Tuesday, April 17, 2007

Conference Next Month

> Word, Text, and Print:
> A Conference in Honor of A.N. Doane
>
> May 7–8, 2007
> University of Wisconsin – Madison
>
> Monday, May 7
>
> 2–2:30 pm. Conference registration and welcome, 7191 Welen C. White Hall.
>
> 2:30–4 pm. Session I: Glossed Manuscripts of the Early Medieval Period.
>
> Matthew Hussey, Simon Fraser University. “The Other ‘Paris Psalter’ and the End of Old English Psalter Glossing.” Hans Sauer, University of Munich. “Language and Culture: How Anglo-Saxon Glossators Adapted Latin Words and their World.” Discussants: Joshua Goldman and Carole E. Newlands, UW – Madison.
>
> 5 pm. Keynote address: Michelle Brown, the British Library. “From Eastern Deserts to Western Isles: Shared Responses to Scripture in the Early Medieval Illuminated Manuscripts of Anglo-Saxon England, Ireland, and the Middle East.”
>
> Tuesday May 8
>
> 9–10:30 am. Session II: Old English Homilies in Their Manuscript Context
>
> Peter J. Lucas, Wolfson College, Cambridge. “The Vercelli Book Revisited.” Jon Wilcox, University of Iowa. “The Blickling Homilies: Some Implications of Manuscript Princeton, New Jersey, Scheide 71.” Discussants: Katie Lynch and John D. Niles, UW – Madison
>
> 11–12:30. Session III: On Texts and How (Not?) to Edit Them
>
> Patrick W. Conner, West Virginia University. “Historicizing the Beginning, Ending, and Sequencing of Certain Exeter Book Poems.” Tim William Machan, Marquette University. “Choice and Editorial Certainty.” Discussants: Carol Pasternack, UC Santa Barbara, and Kirsten Wolf, UW - Madison.
>
> 2–3:30 pm.
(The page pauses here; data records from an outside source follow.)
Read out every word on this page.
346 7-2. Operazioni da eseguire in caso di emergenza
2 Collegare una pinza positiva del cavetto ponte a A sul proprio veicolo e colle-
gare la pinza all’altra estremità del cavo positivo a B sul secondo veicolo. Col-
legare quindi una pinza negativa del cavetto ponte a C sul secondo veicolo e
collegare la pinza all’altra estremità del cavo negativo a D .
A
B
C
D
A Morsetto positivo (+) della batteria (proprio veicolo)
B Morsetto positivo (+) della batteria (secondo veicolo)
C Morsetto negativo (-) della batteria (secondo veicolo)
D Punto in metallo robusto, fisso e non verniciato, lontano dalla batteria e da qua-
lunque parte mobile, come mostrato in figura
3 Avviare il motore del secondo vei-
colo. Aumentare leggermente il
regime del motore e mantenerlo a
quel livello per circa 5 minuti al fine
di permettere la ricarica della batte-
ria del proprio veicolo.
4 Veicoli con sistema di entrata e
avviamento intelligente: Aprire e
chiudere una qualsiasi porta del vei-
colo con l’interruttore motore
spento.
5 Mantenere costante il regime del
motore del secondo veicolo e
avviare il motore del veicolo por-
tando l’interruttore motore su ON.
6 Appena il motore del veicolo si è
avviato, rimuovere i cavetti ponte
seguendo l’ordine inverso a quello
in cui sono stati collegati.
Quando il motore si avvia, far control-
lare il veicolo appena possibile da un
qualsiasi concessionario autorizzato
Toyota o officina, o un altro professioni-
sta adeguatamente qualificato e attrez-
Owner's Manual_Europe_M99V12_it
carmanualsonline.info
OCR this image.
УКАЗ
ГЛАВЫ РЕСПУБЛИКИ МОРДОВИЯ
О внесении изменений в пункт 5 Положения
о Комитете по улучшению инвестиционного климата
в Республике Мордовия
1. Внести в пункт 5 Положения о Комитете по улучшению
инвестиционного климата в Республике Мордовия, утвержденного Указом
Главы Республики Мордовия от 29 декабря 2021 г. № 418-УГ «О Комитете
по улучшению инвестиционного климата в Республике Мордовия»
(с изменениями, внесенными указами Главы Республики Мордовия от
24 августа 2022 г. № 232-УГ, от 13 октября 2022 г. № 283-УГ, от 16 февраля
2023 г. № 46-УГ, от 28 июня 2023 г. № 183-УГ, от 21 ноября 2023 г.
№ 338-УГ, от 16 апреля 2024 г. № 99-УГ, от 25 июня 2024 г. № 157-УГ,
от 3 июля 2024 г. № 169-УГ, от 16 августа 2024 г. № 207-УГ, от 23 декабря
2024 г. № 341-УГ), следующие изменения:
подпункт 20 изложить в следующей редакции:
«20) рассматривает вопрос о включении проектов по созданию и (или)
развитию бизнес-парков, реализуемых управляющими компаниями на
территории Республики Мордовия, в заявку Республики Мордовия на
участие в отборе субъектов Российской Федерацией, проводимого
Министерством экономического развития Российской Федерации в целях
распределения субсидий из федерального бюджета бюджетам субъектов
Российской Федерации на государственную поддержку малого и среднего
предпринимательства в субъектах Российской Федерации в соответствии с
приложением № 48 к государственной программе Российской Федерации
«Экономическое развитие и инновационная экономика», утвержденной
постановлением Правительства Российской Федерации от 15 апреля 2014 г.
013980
Session IV: Late Old English
>
> Donald Scragg, University of Manchester (Emeritus). “From Manuscript to Print in Eleventh-century English.” Elaine Treharne, Florida State University. “When is a ‘text’ not a text? When it’s Post-Conquest.” Discussants: Jay Gates, UW – Madison, and Shaun Hughes, Purdue University.
>
> 4–5:30 pm. Session V: Medieval English Literature in Its Social Dimension
>
> Craig R. Davis, Smith College. “A Mother from Hell: Love and Violence in Beowulf.” Ann W. Astell, Purdue University. “Retooling the Instruments of Christ’s Passion: British Library Additional MS. 22,029 and the Techne of Meditation.” Discussants: Sherry Reames and Dick Ringler, UW – Madison.
>
> Sponsored by the Department of English with the generous support of the Lectures Committee, the Anonymous Fund, the Program in Medieval Studies, the Department of Art History, and the University of Wisconsin Library.